In Latakia’s al-Sanawbar village, where Alawite civilians were executed in revenge killings against al-Assad’s community and buried in mass graves, she found devastation.
“All the women were in black,” she said. “Everyone had lost someone.”
She visited a church where the faithful said they regarded themselves as Syrians first, rather than Christians. While hoping the new government would treat all citizens equally, they also felt hopeless and were quietly looking for ways to leave, Alamir said.

´We didn’t choose to leave´
Divisions between exiles and those who stayed in Syria add further complications.
“We are no longer seen as Syrian journalists by those inside the country,” said Alaous in Berlin. “They believe we didn’t suffer like they did … Some even see us as traitors because we live abroad, while they endured the hardships.”
“But leaving wasn’t our choice, we were forced to flee,” he insisted.
Carola Richter, a communications professor at the Free University of Berlin, believes the development of domestic Syrian media is critical.
“People want transparency about who’s behind the information to decide whether they can trust it,” she said. “Exiled media targeting Syrians is not the ideal solution.”
The fractured nature of exiled media reflects mistrust among Syrians, divided by social and ideological backgrounds, she said, describing a mix of “hope, enthusiasm, fear, and fatigue” among those considering return.
“Many feel disillusioned with journalism in exile, yet unsure if going back would allow them to truly serve their community or put them at risk.

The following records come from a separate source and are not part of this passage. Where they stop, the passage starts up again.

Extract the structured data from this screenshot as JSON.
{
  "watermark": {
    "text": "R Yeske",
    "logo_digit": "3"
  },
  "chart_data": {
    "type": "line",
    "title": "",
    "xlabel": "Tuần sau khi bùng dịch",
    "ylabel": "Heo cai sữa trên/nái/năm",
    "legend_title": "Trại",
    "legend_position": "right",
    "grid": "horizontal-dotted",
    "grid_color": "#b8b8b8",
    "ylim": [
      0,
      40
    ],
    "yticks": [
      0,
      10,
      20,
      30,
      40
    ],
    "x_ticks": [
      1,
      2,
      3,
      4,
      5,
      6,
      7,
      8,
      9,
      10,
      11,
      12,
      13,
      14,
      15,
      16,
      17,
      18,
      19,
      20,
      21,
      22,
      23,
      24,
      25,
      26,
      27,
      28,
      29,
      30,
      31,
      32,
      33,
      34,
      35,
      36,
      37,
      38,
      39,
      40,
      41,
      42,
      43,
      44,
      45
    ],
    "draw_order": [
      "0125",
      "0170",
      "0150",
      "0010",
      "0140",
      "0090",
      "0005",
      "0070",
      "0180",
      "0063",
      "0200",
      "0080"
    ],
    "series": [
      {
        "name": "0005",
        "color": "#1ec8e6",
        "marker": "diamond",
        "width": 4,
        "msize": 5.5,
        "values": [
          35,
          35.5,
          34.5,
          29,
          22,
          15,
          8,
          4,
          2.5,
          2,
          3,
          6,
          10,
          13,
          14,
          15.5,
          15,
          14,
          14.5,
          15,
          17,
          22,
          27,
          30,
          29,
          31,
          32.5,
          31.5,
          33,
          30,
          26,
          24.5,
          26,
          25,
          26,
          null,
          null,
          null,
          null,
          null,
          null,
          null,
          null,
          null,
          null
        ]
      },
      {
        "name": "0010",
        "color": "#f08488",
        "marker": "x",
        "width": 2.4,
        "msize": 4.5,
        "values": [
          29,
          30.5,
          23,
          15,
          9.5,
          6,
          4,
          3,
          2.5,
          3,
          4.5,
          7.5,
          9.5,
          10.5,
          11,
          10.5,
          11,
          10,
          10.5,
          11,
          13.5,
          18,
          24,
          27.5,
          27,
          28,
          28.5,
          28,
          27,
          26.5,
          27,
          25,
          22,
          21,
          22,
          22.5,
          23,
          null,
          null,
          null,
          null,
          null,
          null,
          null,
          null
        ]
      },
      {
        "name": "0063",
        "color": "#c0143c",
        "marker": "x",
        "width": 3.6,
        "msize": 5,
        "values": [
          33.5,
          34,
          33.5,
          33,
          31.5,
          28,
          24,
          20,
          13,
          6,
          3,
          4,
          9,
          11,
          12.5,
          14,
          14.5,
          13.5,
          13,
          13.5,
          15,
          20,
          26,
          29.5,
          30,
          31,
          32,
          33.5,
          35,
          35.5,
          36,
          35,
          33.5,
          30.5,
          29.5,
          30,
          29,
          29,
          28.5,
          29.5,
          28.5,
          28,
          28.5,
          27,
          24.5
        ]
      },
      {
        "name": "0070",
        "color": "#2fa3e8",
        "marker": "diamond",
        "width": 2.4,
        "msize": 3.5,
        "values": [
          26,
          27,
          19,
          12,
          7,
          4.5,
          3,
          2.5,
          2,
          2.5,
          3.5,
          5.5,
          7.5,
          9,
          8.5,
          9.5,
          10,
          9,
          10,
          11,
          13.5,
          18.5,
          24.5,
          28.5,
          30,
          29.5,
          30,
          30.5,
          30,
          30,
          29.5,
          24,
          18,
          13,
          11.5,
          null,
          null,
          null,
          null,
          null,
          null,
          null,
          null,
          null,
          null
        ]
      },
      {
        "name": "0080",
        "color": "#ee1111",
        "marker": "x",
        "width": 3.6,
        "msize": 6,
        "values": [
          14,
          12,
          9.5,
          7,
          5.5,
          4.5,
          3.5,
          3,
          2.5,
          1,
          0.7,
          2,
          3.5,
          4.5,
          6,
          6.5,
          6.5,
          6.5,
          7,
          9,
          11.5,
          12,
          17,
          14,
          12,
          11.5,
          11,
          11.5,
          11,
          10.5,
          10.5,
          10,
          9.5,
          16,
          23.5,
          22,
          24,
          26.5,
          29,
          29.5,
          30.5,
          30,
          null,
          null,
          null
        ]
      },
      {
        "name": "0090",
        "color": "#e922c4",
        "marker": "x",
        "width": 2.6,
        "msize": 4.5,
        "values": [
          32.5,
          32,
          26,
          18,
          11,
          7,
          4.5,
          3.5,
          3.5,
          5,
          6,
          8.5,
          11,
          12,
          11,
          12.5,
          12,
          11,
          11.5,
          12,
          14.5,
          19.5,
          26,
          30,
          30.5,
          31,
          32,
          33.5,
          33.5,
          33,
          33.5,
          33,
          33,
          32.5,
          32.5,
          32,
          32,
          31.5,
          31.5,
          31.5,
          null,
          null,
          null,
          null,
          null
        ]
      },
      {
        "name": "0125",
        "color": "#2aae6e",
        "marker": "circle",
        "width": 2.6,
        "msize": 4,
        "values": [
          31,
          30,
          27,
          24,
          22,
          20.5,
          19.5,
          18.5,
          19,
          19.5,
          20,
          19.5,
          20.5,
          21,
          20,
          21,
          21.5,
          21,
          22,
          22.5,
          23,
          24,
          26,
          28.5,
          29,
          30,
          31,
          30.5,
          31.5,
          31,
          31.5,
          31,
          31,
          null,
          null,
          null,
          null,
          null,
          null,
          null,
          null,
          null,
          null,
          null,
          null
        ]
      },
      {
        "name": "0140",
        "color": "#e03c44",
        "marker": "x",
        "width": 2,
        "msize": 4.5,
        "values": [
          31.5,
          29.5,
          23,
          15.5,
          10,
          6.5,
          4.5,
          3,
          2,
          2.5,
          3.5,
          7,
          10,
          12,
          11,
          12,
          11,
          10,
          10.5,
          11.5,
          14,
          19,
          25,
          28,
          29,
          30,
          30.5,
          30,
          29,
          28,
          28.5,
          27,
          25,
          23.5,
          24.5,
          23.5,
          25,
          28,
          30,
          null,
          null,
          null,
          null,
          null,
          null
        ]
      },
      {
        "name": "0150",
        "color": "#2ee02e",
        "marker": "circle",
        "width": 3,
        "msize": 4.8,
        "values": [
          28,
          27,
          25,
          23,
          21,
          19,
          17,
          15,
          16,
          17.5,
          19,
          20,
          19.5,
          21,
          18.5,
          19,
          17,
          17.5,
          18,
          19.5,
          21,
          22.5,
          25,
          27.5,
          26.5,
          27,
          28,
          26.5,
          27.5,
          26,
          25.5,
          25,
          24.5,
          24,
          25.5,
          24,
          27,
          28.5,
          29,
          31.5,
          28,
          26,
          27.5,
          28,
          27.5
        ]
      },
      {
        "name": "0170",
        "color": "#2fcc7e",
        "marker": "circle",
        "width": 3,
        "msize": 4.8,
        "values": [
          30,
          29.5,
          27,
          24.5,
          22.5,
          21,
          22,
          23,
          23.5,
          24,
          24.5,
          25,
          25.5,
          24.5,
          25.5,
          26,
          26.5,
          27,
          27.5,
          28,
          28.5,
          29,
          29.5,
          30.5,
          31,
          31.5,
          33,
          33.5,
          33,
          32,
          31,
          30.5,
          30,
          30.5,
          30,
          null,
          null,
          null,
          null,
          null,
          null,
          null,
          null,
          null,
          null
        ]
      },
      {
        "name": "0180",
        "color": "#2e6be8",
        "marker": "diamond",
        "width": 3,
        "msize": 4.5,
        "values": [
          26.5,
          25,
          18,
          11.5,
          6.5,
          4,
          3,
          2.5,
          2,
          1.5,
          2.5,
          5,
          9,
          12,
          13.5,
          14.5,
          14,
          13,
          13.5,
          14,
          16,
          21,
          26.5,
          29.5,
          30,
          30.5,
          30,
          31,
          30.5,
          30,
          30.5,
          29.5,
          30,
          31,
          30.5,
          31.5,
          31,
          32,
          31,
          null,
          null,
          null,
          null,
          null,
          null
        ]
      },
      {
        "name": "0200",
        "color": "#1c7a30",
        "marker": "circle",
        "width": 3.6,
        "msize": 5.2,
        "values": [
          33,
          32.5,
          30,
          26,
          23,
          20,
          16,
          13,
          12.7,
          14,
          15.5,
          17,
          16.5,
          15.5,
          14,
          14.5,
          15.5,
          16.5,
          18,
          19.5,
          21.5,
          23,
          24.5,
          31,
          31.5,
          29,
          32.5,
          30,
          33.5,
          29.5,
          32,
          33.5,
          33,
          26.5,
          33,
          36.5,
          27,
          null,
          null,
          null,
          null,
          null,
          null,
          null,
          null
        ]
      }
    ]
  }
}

This mix of emotions and conflicting thoughts is intense and still needs to be channeled into a clear direction,” she said.
Summer school in Syria

The online outlet Amal Berlin, staffed by a dozen Syrian exiles, plans to harness some of that energy to train young journalists in reporting and fact-checking at a summer school in Syria.
“The fall of the Assad regime created a necessity for Syrians in exile to do something in Syria,” said Julia Gerlach, a German journalist who set up the Arabic-language platform in 2016 to provide practical information to help Syrians settle in Germany.
Another Syrian journalist, who declined to be named, citing fear of reprisals, told CPJ that he went to Damascus in December to work as a fixer for international media and to run free training workshops, hosted by visiting exiles, for “a new generation of journalists.”
“The lucky Syrians were able to flee and have better life and education, and now it’s time for them to give back,” he said, describing it as his duty to improve journalism standards in Syria.
“We have been struggling with propaganda and disinformation during war and it’s always been hard to get verified news … I’m trying to transfer what I’ve learned from the last decade working with international media outlets to my people,” he said.
“I would love to travel around Syria and give workshops nonstop. It means a lot to me to give to anyone, so imagine how it feels when it’s my people who are receiving.”